I was on an adventure consulting call last week with Adventure Building Workshop member Michael, and something we discussed was the timing of a prophecy in his campaign.
In my experience, introduce a prophecy too soon and the PCs won’t care much. It might even come off as a GM trick.
But introduce a prophecy too late, and it’s like a spanner tossed into your campaign engine. Nasty sparks fly. Terrible noises make you flinch. Cogs and springs make ranged attacks.
The best timing to introduce a prophecy is after the PCs have engaged with your milieu and care about it.
They’ve made a few friends and a few enemies.
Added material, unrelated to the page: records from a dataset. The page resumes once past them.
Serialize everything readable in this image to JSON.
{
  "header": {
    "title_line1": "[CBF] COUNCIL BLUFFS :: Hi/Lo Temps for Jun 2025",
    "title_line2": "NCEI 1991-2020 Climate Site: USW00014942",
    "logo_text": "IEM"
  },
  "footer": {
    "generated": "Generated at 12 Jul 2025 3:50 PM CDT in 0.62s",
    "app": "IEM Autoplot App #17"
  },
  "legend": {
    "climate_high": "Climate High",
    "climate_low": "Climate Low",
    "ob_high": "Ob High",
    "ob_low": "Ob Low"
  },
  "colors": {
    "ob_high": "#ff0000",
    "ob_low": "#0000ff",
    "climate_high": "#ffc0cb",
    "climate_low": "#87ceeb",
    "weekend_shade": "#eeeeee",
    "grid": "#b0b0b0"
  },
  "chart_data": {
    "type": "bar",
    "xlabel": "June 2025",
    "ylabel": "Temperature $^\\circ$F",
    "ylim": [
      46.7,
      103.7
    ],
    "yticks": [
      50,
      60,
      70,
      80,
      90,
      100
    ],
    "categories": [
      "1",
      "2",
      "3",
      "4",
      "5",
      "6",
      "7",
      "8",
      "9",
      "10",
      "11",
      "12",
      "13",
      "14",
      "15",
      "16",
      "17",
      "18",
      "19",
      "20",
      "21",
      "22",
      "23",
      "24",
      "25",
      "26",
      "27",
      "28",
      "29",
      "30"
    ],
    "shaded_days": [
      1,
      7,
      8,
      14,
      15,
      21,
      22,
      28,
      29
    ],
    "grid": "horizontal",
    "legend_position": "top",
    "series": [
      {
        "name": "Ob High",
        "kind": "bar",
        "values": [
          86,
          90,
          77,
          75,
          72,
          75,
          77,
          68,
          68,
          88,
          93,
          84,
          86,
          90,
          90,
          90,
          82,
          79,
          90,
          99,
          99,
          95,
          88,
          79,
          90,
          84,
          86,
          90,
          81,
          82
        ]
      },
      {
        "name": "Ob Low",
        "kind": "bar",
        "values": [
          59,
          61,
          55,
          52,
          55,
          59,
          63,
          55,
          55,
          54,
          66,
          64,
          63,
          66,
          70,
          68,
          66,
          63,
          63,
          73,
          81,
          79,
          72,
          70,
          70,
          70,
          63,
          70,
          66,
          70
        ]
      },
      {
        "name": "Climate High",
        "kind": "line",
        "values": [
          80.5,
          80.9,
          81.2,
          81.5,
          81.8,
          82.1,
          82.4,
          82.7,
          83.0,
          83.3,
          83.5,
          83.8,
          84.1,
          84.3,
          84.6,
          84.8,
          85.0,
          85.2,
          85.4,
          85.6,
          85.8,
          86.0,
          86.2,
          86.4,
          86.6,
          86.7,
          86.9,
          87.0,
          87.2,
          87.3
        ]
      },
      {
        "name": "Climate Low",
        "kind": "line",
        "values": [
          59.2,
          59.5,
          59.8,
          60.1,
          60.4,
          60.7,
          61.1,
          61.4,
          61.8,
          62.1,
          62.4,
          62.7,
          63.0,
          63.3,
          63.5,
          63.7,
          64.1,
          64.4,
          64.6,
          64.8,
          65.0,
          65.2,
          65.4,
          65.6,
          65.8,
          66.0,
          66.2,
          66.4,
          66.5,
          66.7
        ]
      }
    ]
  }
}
They have a rough mental map of the land. And they care about your setting.
Then, when you introduce a great danger through a prophecy, the stakes will matter.
Your players will want to save the people from a horrible destiny.
A premature reveal means the characters and players have not formed enough emotional connection, so they won’t care as much about what will happen if the doom comes about. Or if they do care, it will be more in the meta sense. “We’re playing this game, so we have to care. So let’s do this.”
Many GMs make the mistake of starting their campaigns with a prophecy. If it’s not introduced in the first encounter, it’s introduced in the first adventure.
Way too soon.
Let those recurring NPCs emerge. Let those early victories and defeats start to form a narrative. Let the PCs build up some presence in the realm.
And most importantly….
Let the players bond with their characters.
Once you’ve given the requisite time for player and character to form that all-important connection, you can reveal your prophecy.
Because now your players will care.
They’ll care about the land. The people in it. And the characters destined to confront the greatest dangers as foretold.
Get this timing right to set the stage for your best campaign ever.